The exchange was accepted, though with some surprise. But when, half an hour afterwards, the parlour appeared quite transformed, decorated in every available corner with brilliant autumn flowers—principally yellow—intermixed with the lovely Cornish heath; when, on some excuse or other, the hideous "ornament for your fire-stoves" was abolished, and the grate filled with a mass of green fern and grey sea-holly—I know no combination more exquisite both as to colour and form—then we felt that we could survive, at least for a week, even if shut up within this humble room, innocent of the smallest attraction as regarded art, music, or literature.
But without doors? There Nature beat Art decidedly.
What a world it was! Literally swimming in sunshine, from the sparkling sea in the distance, to the beds of marigolds close by—huge marigolds, double and single, mingled with carnations that filled the air with rich autumnal scent, all the more delicious because we feel it is autumnal, and therefore cannot last. It was a very simple garden, merely a square grass-plot with a walk and a border round it, and its only flowers were these marigolds, carnations, with quantities of mignonette, and bounded all round with a hedge of tamarisk; yet I think we shall always remember it as if it were the Garden of Armida—without a Tancred to spoil it!
For—under the rose—one of the pleasures of our tour was that it was so exclusively feminine. We could feed as we liked, dress as we liked, talk to whom we liked, without any restriction, from the universal masculine sense of dignity and decorum in travelling. We felt ourselves unconventional, incognito, able to do exactly as we chose, provided we did nothing wrong.
So off we drove through Lizard Town into the "wide, wide world;" and I repeat, what a world it was! Full filled with sunlight, and with an atmosphere so fresh and bracing, yet so dry and mild and balmy, that every breath was a pleasure to draw. We had felt nothing like it since we stood on the top of the highest peak in the Island of Capri, looking down on the blue Mediterranean. But this sea was equally blue, the sky equally clear, yet it was home—dear old England, so often misprized. Yet, I believe, when one does get really fine English weather, there is nothing like it in the whole world.

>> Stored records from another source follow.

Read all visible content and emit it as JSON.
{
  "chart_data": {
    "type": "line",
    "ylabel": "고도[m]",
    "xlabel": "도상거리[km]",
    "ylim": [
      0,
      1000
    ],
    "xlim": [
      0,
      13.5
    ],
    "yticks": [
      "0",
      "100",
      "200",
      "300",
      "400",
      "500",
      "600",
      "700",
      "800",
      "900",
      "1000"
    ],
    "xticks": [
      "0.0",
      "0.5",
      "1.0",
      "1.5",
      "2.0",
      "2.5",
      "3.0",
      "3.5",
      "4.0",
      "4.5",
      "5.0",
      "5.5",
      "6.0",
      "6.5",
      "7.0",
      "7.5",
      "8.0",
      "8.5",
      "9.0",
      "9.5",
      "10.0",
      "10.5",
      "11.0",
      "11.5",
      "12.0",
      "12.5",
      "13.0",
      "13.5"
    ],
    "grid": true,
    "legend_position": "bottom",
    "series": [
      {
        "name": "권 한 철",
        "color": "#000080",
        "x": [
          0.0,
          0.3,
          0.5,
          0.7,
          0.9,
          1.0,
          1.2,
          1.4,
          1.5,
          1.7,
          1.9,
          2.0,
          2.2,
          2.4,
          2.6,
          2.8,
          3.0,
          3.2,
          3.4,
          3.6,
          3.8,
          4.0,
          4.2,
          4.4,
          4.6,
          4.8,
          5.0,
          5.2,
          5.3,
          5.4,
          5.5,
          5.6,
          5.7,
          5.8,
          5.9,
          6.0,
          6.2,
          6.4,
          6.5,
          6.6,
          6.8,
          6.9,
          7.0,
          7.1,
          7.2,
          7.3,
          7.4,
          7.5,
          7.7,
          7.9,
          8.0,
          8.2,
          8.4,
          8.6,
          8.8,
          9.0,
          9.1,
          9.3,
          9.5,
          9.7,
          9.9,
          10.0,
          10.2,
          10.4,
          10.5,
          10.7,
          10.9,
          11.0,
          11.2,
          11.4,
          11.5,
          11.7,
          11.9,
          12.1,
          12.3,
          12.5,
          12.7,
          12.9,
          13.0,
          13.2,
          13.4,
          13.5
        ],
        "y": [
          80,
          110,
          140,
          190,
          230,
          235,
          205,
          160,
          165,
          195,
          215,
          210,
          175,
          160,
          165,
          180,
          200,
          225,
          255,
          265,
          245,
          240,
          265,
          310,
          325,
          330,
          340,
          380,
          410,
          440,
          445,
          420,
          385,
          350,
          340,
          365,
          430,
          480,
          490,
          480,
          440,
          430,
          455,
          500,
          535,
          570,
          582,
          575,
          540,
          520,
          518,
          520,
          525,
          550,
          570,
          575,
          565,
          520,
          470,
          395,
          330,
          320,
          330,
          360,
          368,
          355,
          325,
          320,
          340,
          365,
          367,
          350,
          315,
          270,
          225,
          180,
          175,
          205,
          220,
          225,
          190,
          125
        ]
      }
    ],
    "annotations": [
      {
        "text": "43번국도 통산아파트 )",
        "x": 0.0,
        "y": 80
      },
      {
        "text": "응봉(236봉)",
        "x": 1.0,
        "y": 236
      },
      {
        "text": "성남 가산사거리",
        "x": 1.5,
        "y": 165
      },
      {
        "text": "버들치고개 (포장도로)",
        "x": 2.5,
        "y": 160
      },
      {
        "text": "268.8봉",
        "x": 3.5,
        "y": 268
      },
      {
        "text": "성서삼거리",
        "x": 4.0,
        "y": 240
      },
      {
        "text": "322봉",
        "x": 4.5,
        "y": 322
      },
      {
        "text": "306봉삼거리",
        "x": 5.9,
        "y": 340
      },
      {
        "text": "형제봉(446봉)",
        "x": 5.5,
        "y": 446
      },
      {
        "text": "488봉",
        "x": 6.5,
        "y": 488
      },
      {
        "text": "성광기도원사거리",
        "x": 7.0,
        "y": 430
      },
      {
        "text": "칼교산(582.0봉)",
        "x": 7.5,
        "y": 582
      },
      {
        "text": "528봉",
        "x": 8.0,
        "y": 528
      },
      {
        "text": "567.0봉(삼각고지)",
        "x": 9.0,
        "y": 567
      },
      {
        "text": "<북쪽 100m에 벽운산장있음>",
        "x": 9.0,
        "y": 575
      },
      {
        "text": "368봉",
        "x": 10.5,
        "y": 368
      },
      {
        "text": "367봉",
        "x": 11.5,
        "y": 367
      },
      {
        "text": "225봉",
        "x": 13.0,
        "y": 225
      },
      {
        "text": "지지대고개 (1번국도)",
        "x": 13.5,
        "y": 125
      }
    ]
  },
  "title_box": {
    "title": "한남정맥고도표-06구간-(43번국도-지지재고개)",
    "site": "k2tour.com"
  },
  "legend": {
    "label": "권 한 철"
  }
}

The region we traversed was not picturesque—neither mountains, nor glens, nor rivers, nor woods; all was level and bare, for the road lay mostly inland, until we came out upon Kennack Sands.
They might have been the very "yellow sands" where Shakespeare's elves were bidden to "take hands" and "foot it featly here and there." You might almost have searched for the sea-maids' footsteps along the smooth surface where the long Atlantic waves crept harmlessly in, making a glittering curve, and falling with a gentle "thud"—the only sound in the solitary bay, until all at once we caught voices and laughter, and from among some rock, emerged a party of girls.